Cette logique peut être à l’inverse avoir été l’une des causes d’annulation de certains projets – comme c’est le cas pour le land Bob l’Eponge, initialement prévu pour Universal Studios Beijing. Les personnages populaires de Nickelodeon (propriété de Viacom, concurrent direct de ComCast) devaient y avoir leur propre zone thématique. Finalement, pour diverses raisons, ce projet n’a jamais vu le jour et a été remplacé par un land basé sur la licence Kung Fu Panda.

Harry Potter et Nintendo : les exceptions qui confirment la règle !

Bien évidemment, Universal Studios ne s’appuie pas uniquement sur ses propres licences et a su habilement se rapprocher de certains partenaires pour mener à bien des projets ambitieux, notamment The Wizarding World of Harry Potter et Super Nintendo World.

Le premier est inspiré des films produits par Warner Bros. Pictures (propriété de Time Warner) et est le fruit d’une collaboration entre les studios mythiques. C’est en 2007 que la branche Universal Parks & Resorts est arrivée à un accord dans l’obtention des droits de la franchise populaire pour ses parcs à thèmes. Depuis, de nombreux restaurants, attractions et boutiques ont vu le jour – boostant ainsi les chiffres d’affaires des destinations Universal et changeant à jamais l’industrie.

 

Le second est le dernier ajout majeur en date des parcs Universal avec son ouverture en 2021. Universal Studios et Nintendo avaient annoncé en mai 2015 un « partenariat créatif » permettant de créer des zones immersives avec Mario et ses amis.

Universal Studios a donc su s’associer avec d’autres marques fortes afin de pouvoir être le plus attrayant possible et répondre à la concurrence féroce des Disney Parks & Resorts qui peuvent s’appuyer sur leurs propres franchises ultra-juteuses : Marvel, Star Wars ou encore Pixar.

Une collaboration qui bénéficie également côté Warner et Nintendo, 2 mastodontes du divertissement qui n’auraient jamais pu créer des zones aussi ambitieuses sans l’appui et l’expertise d’un géant des Parcs à Thèmes. Sans compter bien évidemment les royalties qu’ils percevront tout au long des années à venir pour l’exploitation de la marque.

Malgré cette stratégie de synergie mise en place et privilégiée, il est plus qu’évident que le futur des destinations Universal s’écrira avec du Harry Potter et du Nintendo. On imagine mal le mastodonte se passer des revenus générés par les ventes de produits dérivés Mario et autres chopes de Bière au Beurre. D’ailleurs, une zone dédiée Harry Potter est prévue pour Universal’s Epic Universe alors que Super Nintendo World devrait également ouvrir ses portes en Californie, Floride et à Singapour. Un rapprochement qui permettra également à Mario et ses amis de se lancer dans l’aventure du 7ème art avec un futur film d’animation produit par Illumination Studios. La boucle est bouclée.
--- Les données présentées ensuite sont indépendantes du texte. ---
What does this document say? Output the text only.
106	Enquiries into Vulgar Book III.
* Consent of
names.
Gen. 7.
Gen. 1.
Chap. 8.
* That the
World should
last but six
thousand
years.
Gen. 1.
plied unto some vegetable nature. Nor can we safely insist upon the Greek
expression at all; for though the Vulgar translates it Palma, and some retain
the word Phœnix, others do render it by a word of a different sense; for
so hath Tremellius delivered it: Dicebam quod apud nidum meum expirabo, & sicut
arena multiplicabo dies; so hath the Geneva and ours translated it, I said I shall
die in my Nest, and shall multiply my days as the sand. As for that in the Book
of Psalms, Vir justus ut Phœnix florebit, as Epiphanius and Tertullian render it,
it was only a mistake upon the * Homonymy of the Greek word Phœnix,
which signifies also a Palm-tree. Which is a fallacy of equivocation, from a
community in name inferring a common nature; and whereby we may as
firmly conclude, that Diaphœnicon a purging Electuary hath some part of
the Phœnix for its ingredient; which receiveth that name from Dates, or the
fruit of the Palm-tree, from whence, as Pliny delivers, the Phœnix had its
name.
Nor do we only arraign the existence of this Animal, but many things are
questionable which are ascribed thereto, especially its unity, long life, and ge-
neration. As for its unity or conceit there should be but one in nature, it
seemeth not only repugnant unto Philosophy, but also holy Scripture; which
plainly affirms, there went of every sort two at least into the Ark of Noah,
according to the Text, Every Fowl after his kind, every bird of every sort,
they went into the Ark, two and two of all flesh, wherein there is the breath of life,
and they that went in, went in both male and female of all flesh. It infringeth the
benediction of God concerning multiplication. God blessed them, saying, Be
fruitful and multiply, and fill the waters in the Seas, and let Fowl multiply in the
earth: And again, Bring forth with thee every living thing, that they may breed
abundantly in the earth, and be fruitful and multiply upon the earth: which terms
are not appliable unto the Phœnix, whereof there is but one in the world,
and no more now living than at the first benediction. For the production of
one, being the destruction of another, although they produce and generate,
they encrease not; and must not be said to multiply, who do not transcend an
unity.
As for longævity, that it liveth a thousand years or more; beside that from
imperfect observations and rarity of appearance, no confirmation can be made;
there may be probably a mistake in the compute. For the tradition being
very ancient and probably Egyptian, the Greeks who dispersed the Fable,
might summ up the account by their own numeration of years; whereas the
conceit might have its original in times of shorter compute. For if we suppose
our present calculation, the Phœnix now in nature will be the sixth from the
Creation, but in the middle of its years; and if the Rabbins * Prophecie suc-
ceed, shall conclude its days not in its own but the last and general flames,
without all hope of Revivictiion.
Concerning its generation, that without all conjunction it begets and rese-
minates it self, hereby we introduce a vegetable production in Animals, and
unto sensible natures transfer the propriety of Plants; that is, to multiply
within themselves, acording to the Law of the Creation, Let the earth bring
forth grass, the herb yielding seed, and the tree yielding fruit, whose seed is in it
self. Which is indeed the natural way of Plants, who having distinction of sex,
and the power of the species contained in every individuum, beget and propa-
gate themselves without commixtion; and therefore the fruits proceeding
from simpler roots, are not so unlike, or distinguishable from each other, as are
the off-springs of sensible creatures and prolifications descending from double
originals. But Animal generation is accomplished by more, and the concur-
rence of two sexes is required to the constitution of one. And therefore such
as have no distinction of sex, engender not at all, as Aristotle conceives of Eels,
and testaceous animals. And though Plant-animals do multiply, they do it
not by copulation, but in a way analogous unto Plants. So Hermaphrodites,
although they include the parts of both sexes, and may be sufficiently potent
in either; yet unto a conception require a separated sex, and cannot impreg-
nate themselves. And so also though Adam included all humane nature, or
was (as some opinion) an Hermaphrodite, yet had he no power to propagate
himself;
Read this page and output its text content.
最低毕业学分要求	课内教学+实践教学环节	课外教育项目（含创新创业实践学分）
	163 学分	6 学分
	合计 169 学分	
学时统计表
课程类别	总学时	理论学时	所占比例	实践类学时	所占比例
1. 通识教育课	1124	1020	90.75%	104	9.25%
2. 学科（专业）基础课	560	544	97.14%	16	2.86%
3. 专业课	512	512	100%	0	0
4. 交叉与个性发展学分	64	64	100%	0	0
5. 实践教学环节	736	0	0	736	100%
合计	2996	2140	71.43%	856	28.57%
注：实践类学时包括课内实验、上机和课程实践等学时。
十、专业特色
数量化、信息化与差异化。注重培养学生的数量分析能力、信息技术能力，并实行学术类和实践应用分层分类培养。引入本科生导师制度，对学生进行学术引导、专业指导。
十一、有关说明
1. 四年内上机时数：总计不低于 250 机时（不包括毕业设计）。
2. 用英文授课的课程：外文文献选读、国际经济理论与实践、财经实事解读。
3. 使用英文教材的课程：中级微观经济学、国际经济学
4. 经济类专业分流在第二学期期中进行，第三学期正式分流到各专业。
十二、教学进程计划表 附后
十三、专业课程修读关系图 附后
D’autres contre-exemples sont à garder en tête également – mais la plupart datent d’il y a plusieurs années (Marvel, Dr. Seuss et King Features à Universal’s Islands of Adventure), quand Universal mettait en place une autre stratégie de développement. Peut alors se poser la question de leur avenir devant cette industrialisation à outrance des franchises. Si Dr Seuss peut encore dormir sur ses 2 oreilles (Le Lorax et Le Grinch ont rencontré de beaux succès au cinéma), quid d’un Dudley Do-Right ou d’un E.T. qui deviennent jour après jour de plus en plus has-been au regard des visiteurs ?

Et qu’en est-il d’une zone comme Lost Continent, basée sur aucune franchise ? Peut-elle survivre encore longtemps ? L’arrêt du spectacle The Eighth Voyage of Sindbad en 2018 sans remplacement aucun alimente depuis tous les scénarios possibles auxquels Universal n’a encore donné aucune confirmation…

Universal Parks & Resorts continuera de profiter de son riche catalogue pour toujours mieux divertir sa clientèle tout en boostant ainsi la visibilité des marques et univers de son portefeuille. En espérant que la firme ne se contente pas de simples ajouts de seconde zone justifiés simplement par un besoin de publicité facile entre les composantes de NBCUniversal.